Barbara Bailey is described by family and friends as someone who was outgoing and a champion of civil rights. Seattle Mayor Jenny Durkan went so far as to describe Bailey as someone who "seemed immortal." 

The City of Seattle helped solidify that sentiment when it approved legislation to remain a portion of East Denny Way to East Barbara Bailey Way. 

Barbara's brother, Bruce, says it's meaningful for so many in the community. 

"Barbara was a remarkable person who impacted many individuals and groups in Seattle and across the country," he said during Monday's city council meeting.

Still, he says it wasn't until her death last September when those closest to Barbara "really, truly began to understand and appreciate the magnitude of her impact," he added.

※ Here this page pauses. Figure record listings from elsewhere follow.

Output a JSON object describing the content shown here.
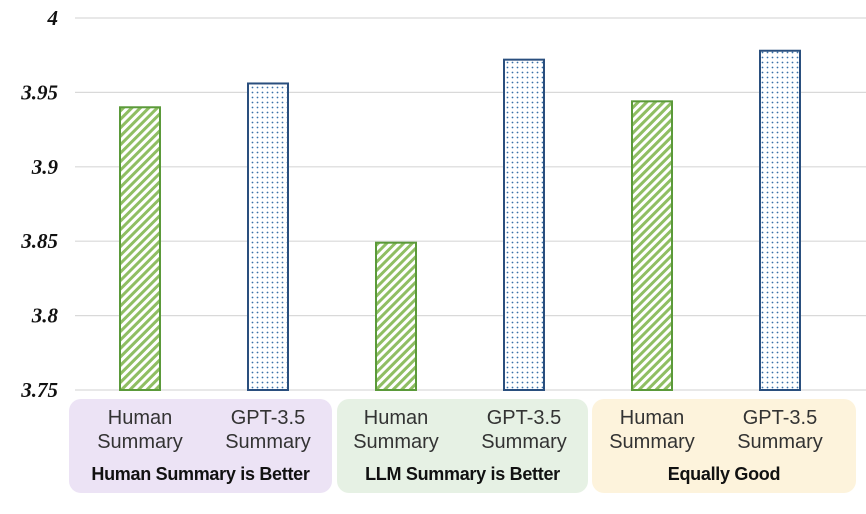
{
  "chart_data": {
    "type": "bar",
    "ylim": [
      3.75,
      4
    ],
    "yticks": [
      "3.75",
      "3.8",
      "3.85",
      "3.9",
      "3.95",
      "4"
    ],
    "grid": true,
    "categories": [
      {
        "line1": "Human",
        "line2": "Summary"
      },
      {
        "line1": "GPT-3.5",
        "line2": "Summary"
      },
      {
        "line1": "Human",
        "line2": "Summary"
      },
      {
        "line1": "GPT-3.5",
        "line2": "Summary"
      },
      {
        "line1": "Human",
        "line2": "Summary"
      },
      {
        "line1": "GPT-3.5",
        "line2": "Summary"
      }
    ],
    "values": [
      3.94,
      3.956,
      3.849,
      3.972,
      3.944,
      3.978
    ],
    "bar_styles": [
      "hatch-green",
      "dots-blue",
      "hatch-green",
      "dots-blue",
      "hatch-green",
      "dots-blue"
    ],
    "groups": [
      {
        "label": "Human Summary is Better",
        "color": "#ece3f5"
      },
      {
        "label": "LLM Summary is Better",
        "color": "#e6f1e4"
      },
      {
        "label": "Equally Good",
        "color": "#fdf3dc"
      }
    ],
    "colors": {
      "green_stroke": "#5b9a3a",
      "green_hatch": "#8fbe63",
      "blue_stroke": "#2a4f7e",
      "blue_dots": "#3a72a8",
      "grid": "#d9d9d9"
    }
  }
}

Barbara's brother wonders if she realized just how much of an impact she had on the community. She wasn't a self-promoter, he pointed out. 

Born and raised in Seattle, Barbara Bailey is considered an "early pioneer for LGBTQ+ rights," according to Mayor Durkan

Bailey owned two independent book stores, B. Bailey Books and, later, Bailey/Coy Books. They were safe spaces for the LGBTQ+ community. 

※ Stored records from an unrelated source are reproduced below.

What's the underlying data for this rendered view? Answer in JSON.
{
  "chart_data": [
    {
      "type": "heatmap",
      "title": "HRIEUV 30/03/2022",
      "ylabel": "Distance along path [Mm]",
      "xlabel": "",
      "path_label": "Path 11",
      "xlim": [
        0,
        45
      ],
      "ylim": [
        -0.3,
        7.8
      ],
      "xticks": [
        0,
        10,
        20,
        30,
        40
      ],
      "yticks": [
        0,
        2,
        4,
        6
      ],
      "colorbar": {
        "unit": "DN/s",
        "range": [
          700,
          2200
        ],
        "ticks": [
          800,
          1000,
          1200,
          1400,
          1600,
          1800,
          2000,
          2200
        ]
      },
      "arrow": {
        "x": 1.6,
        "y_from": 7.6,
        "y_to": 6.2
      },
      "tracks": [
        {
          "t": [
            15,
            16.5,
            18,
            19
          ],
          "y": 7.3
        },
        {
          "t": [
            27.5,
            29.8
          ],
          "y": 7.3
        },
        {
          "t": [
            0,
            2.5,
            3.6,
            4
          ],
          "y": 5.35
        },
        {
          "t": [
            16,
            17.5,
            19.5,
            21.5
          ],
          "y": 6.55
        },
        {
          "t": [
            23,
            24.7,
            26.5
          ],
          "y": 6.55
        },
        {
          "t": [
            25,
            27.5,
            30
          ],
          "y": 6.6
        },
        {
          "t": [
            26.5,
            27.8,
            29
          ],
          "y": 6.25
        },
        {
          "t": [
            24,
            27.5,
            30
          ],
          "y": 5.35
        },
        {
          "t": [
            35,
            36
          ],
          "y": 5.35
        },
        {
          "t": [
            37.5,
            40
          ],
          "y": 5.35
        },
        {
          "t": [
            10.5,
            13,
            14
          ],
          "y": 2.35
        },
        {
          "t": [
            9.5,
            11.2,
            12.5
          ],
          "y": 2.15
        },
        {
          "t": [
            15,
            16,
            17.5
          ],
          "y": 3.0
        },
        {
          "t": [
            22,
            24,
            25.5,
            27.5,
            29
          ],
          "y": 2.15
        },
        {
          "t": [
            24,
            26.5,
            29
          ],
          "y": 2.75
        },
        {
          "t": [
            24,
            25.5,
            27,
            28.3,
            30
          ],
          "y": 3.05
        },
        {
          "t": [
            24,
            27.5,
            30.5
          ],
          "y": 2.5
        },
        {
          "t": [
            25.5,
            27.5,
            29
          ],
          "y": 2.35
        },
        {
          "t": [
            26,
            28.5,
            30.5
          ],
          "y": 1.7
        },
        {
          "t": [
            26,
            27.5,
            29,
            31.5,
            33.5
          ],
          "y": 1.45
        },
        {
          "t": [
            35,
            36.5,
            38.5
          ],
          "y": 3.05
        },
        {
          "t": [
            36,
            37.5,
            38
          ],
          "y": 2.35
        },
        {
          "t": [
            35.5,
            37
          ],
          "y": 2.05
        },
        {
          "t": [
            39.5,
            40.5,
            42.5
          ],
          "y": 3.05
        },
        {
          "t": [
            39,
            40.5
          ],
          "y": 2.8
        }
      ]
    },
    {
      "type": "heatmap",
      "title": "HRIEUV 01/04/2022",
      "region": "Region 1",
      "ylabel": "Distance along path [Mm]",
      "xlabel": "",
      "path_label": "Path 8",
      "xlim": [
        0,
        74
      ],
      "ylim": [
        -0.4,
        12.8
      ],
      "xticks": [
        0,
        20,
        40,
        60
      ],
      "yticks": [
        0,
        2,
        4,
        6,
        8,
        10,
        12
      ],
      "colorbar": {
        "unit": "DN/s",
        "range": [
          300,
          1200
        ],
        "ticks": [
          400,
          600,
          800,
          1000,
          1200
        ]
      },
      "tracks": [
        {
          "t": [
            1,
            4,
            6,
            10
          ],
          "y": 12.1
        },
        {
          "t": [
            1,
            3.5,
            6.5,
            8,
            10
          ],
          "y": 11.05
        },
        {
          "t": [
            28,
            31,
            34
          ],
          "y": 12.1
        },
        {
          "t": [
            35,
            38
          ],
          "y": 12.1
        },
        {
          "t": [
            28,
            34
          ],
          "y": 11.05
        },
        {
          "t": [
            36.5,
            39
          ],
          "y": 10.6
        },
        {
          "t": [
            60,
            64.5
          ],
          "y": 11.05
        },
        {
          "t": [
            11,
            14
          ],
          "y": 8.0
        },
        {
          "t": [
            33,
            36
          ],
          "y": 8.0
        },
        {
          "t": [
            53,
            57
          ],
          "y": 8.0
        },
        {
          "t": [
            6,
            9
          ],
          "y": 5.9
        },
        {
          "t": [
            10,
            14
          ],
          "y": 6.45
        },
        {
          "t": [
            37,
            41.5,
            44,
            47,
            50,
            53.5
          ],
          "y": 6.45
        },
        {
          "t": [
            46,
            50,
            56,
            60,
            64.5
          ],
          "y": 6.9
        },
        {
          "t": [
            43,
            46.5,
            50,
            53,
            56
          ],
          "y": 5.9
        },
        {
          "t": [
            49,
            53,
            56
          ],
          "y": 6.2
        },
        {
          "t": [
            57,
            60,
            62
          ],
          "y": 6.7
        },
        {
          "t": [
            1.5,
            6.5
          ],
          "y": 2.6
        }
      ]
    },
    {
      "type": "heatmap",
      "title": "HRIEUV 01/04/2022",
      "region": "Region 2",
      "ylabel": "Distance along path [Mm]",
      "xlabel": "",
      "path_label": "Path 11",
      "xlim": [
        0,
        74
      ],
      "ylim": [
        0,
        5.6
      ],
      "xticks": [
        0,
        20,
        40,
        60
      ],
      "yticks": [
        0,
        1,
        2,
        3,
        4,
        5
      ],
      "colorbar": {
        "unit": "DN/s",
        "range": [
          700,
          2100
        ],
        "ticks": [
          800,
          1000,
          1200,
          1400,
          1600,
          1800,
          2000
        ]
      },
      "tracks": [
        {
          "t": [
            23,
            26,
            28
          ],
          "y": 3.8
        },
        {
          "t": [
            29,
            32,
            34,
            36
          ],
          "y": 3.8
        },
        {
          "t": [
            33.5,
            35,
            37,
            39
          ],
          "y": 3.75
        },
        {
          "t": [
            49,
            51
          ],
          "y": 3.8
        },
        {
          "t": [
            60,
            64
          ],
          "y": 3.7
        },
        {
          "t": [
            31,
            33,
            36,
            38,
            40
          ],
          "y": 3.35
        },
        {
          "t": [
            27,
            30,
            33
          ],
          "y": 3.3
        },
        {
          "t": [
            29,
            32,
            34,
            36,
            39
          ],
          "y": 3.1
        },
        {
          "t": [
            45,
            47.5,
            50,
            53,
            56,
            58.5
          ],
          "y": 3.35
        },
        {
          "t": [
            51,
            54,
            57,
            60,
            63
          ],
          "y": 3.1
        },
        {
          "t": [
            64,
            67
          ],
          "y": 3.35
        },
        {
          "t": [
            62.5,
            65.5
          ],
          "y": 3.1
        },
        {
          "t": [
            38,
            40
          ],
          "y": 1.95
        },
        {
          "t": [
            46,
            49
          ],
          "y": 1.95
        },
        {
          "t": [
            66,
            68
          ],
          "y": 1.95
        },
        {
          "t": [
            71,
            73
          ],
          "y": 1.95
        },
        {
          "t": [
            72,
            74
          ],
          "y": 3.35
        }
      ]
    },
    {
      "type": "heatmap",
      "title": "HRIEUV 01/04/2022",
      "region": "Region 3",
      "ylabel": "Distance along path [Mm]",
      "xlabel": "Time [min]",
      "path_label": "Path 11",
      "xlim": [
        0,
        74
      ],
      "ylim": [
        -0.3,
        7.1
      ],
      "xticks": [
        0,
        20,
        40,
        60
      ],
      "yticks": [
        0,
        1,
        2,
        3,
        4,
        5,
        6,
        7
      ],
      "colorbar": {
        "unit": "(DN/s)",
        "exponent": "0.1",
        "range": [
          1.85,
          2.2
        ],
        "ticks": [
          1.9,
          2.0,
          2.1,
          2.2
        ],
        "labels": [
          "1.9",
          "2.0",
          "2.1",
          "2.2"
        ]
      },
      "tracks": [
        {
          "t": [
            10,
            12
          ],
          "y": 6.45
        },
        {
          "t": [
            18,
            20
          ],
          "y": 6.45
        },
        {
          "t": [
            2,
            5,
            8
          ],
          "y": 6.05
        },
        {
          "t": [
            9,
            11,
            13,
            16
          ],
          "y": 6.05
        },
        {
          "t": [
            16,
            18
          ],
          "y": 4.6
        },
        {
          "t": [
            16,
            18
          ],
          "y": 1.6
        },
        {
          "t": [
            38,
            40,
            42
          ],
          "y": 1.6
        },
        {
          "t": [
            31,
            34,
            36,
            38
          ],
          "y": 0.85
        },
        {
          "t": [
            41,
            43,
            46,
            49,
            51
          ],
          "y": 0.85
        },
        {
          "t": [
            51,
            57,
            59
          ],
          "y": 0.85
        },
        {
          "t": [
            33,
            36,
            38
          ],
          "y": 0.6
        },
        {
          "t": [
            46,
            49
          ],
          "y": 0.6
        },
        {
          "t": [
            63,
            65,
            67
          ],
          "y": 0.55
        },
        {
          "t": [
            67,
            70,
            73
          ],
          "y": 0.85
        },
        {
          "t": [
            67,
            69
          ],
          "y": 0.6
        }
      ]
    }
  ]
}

Barbara "championed civil rights" in Seattle for LGBTQ and communities of color, according to Durkan's office. Durkan argues no LGBTQ+ person would have been elected to any office in the area if it wasn't for her. 

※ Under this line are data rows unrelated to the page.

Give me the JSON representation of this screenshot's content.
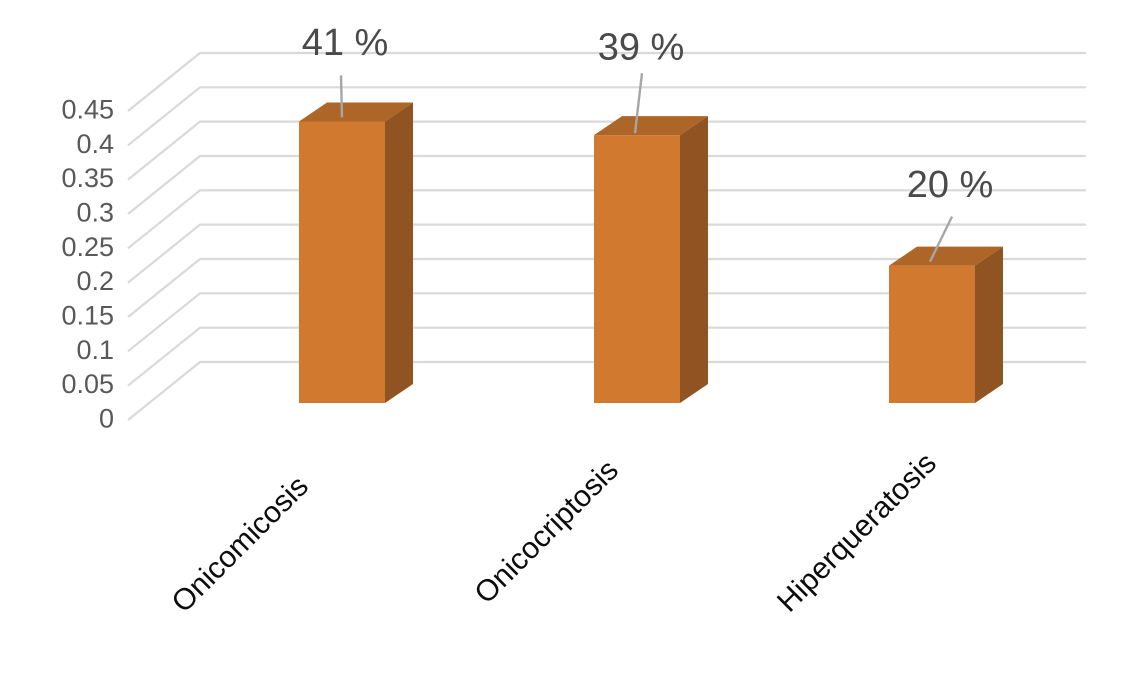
{
  "chart_data": {
    "type": "bar",
    "variant": "3d-column",
    "title": "",
    "xlabel": "",
    "ylabel": "",
    "categories": [
      "Onicomicosis",
      "Onicocriptosis",
      "Hiperqueratosis"
    ],
    "values": [
      0.41,
      0.39,
      0.2
    ],
    "data_labels": [
      "41 %",
      "39 %",
      "20 %"
    ],
    "yticks": [
      0,
      0.05,
      0.1,
      0.15,
      0.2,
      0.25,
      0.3,
      0.35,
      0.4,
      0.45
    ],
    "ytick_labels": [
      "0",
      "0.05",
      "0.1",
      "0.15",
      "0.2",
      "0.25",
      "0.3",
      "0.35",
      "0.4",
      "0.45"
    ],
    "ylim": [
      0,
      0.45
    ],
    "grid": true,
    "legend": null,
    "category_label_rotation_deg": 45,
    "colors": {
      "bar_front": "#D0792F",
      "bar_top": "#AE6528",
      "bar_side": "#8F5421",
      "gridline": "#D9D9D9",
      "leader_line": "#A6A6A6",
      "ytick_text": "#595959",
      "data_label_text": "#4A4A4A",
      "category_text": "#0D0D0D",
      "background": "#FFFFFF"
    }
  }
}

Additionally, "Capitol Hill would not be Capitol hill, were it not for Barbara," where she went to school, lived, and built her business. 

Capitol Hill will also be the home to Barbara Bailey Way, located between Broadway East and 10th Avenue East; currently the "festival street" portion of the road. 

"That her name might stand close to where she lived, went to school, and worked at her iconic Broadway bookstore will be so appreciated by so many," Bruce said.